Itachi kembali tersenyum dan menghela nafasnya. Benar. Saat ini ia tidak boleh ragu. Lagipula Sasuke bukan anak kecil lagi. Walau ia memang naif dan labil. Setidaknya adiknya itu cukup mengerti apa yang ia akan sampaikan.

"Baiklah. Pertanyaan diajukan di akhir.", Ucap Itachi dengan tenang. Kedua orang di depannya mengangguk. "Pertama, sebenarnya pertemuan kalian aku dan nyonya Namikaze yang menyusun. Aku juga yang mendaftarkan Sasuke di tempat kuliah yang sama dengan Naruto. Membuatnya bisa keluar dari 'kurungan' itu.", ucap Itachi.

"Ap—"

"Sasuke.", panggil Naruto dengan menarik tangan Sasuke dan menatapnya.

"Khh..". Sasuke menoleh lalu menundukan kepalanya.

"Awalnya aku berharap setidaknya Naruto akan melindungimu, tapi ternyata kalian adalah sepasang mate dan membuat ikatan mate tanpa ikatan hukum terlebih dahulu. Jujur itu diluar prediksiku.", lanjut Itachi. Naruto berdeham sementara Sasuke menahan malunya, rasanya pipinya terbakar.

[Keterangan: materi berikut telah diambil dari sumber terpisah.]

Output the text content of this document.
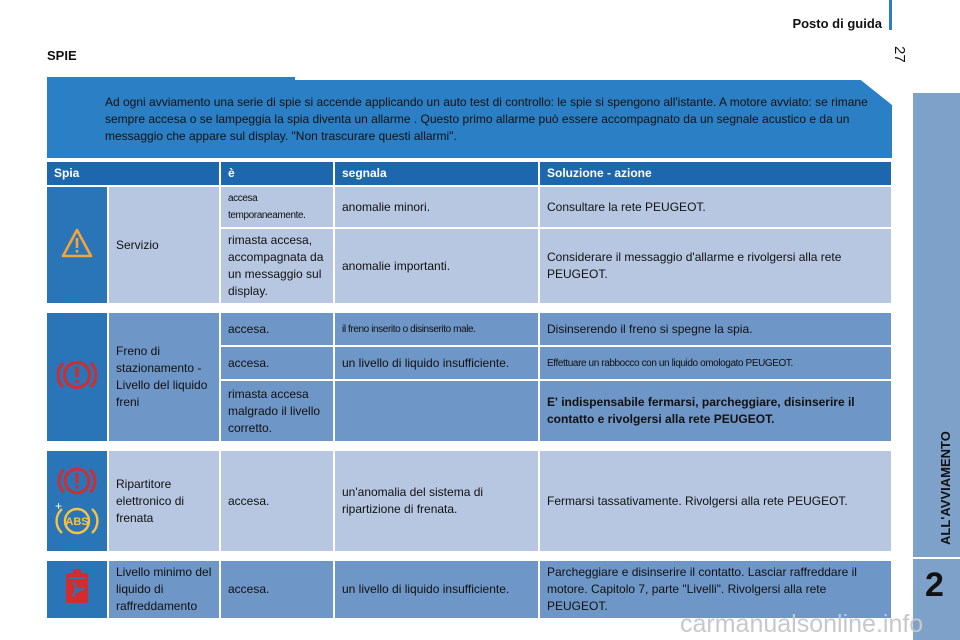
Posto di guida
27
ALL'AVVIAMENTO
2
SPIE
Ad ogni avviamento una serie di spie si accende applicando un auto test di controllo: le spie si spengono all'istante. A motore avviato: se rimane sempre accesa o se lampeggia la spia diventa un allarme . Questo primo allarme può essere accompagnato da un segnale acustico e da un messaggio che appare sul display. "Non trascurare questi allarmi".
Spia		è	segnala	Soluzione - azione
	Servizio	accesa temporaneamente.	anomalie minori.	Consultare la rete PEUGEOT.
		rimasta accesa, accompagnata da un messaggio sul display.	anomalie importanti.	Considerare il messaggio d'allarme e rivolgersi alla rete PEUGEOT.

	Freno di stazionamento - Livello del liquido freni	accesa.	il freno inserito o disinserito male.	Disinserendo il freno si spegne la spia.
		accesa.	un livello di liquido insufficiente.	Effettuare un rabbocco con un liquido omologato PEUGEOT.
		rimasta accesa malgrado il livello corretto.		E' indispensabile fermarsi, parcheggiare, disinserire il contatto e rivolgersi alla rete PEUGEOT.

+
ABS	Ripartitore elettronico di frenata	accesa.	un'anomalia del sistema di ripartizione di frenata.	Fermarsi tassativamente. Rivolgersi alla rete PEUGEOT.

	Livello minimo del liquido di raffreddamento	accesa.	un livello di liquido insufficiente.	Parcheggiare e disinserire il contatto. Lasciar raffreddare il motore. Capitolo 7, parte "Livelli". Rivolgersi alla rete PEUGEOT.
carmanualsonline.info
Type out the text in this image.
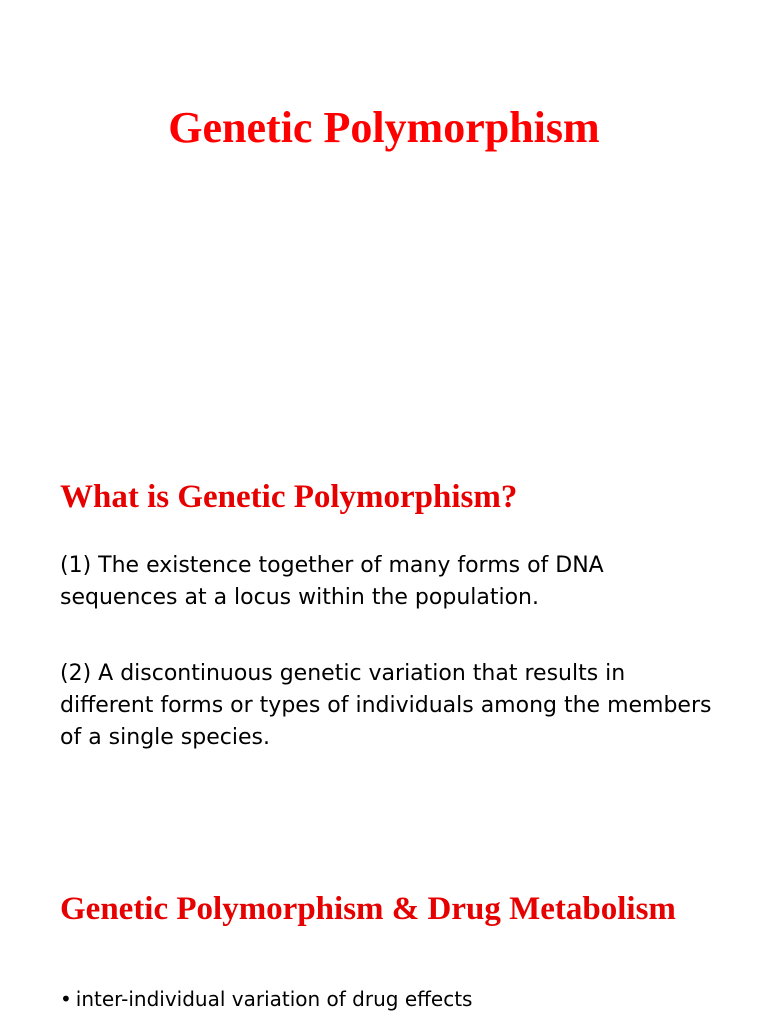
Genetic Polymorphism
What is Genetic Polymorphism?

(1) The existence together of many forms of DNA sequences at a locus within the population.

(2) A discontinuous genetic variation that results in different forms or types of individuals among the members of a single species.

Genetic Polymorphism & Drug Metabolism
• inter-individual variation of drug effects
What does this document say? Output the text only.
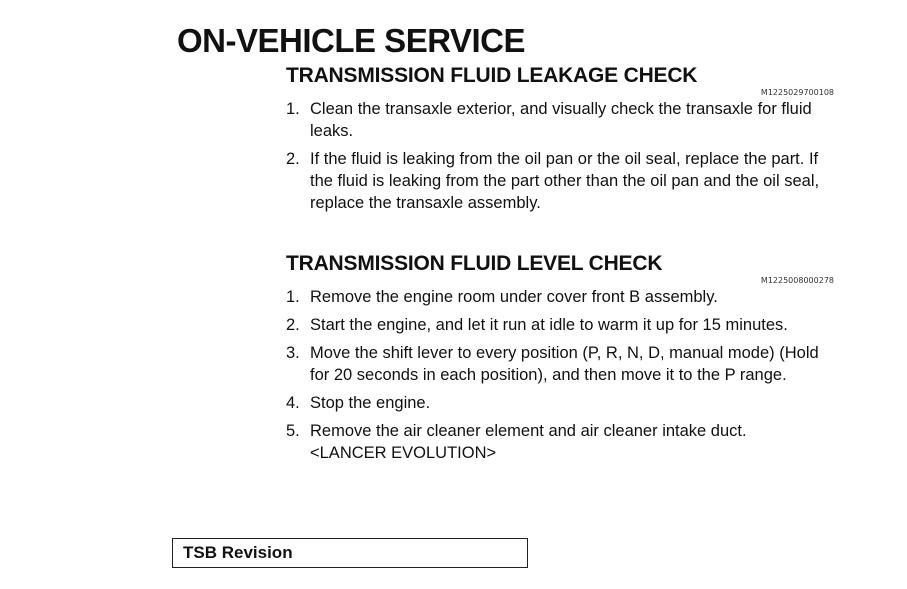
ON-VEHICLE SERVICE
TRANSMISSION FLUID LEAKAGE CHECK
M1225029700108
1. Clean the transaxle exterior, and visually check the transaxle for fluid leaks.
2. If the fluid is leaking from the oil pan or the oil seal, replace the part. If the fluid is leaking from the part other than the oil pan and the oil seal, replace the transaxle assembly.
TRANSMISSION FLUID LEVEL CHECK
M1225008000278
1. Remove the engine room under cover front B assembly.
2. Start the engine, and let it run at idle to warm it up for 15 minutes.
3. Move the shift lever to every position (P, R, N, D, manual mode) (Hold for 20 seconds in each position), and then move it to the P range.
4. Stop the engine.
5. Remove the air cleaner element and air cleaner intake duct. <LANCER EVOLUTION>
TSB Revision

"Tapi tak apa, kami mendukungmu Sasuke.", Kata Itachi sambil menatap tegas wajah adiknya.

"Kami? Maksudmu Tou-sama juga?", tanya Sasuke ragu.

"Yah, orang tua mana yang tidak senang anaknya menemukan pedamping hidupnya.", Jawab Itachi dengan tenang. Mata Sasuke membola tidak percaya. Ayahnya yang tidak peduli itu kini peduli dengannya. Dunia akan segera kiamat?.

"Kau pasti bercanda an—"

"Yang kedua.... Menghindarlah dari Obito.", Ucap Itachi pandangannya mendingin dan menggelap. Seakan-akan menusuk hingga ketulang. Sasuke dan Naruto menegang mendengar nama itu. "Apapun caranya, jangan sampai kalian bertemu dengannya. Dan jangan biarkan ia menyeretmu kembali ke sana Sasuke.", tambah Itachi.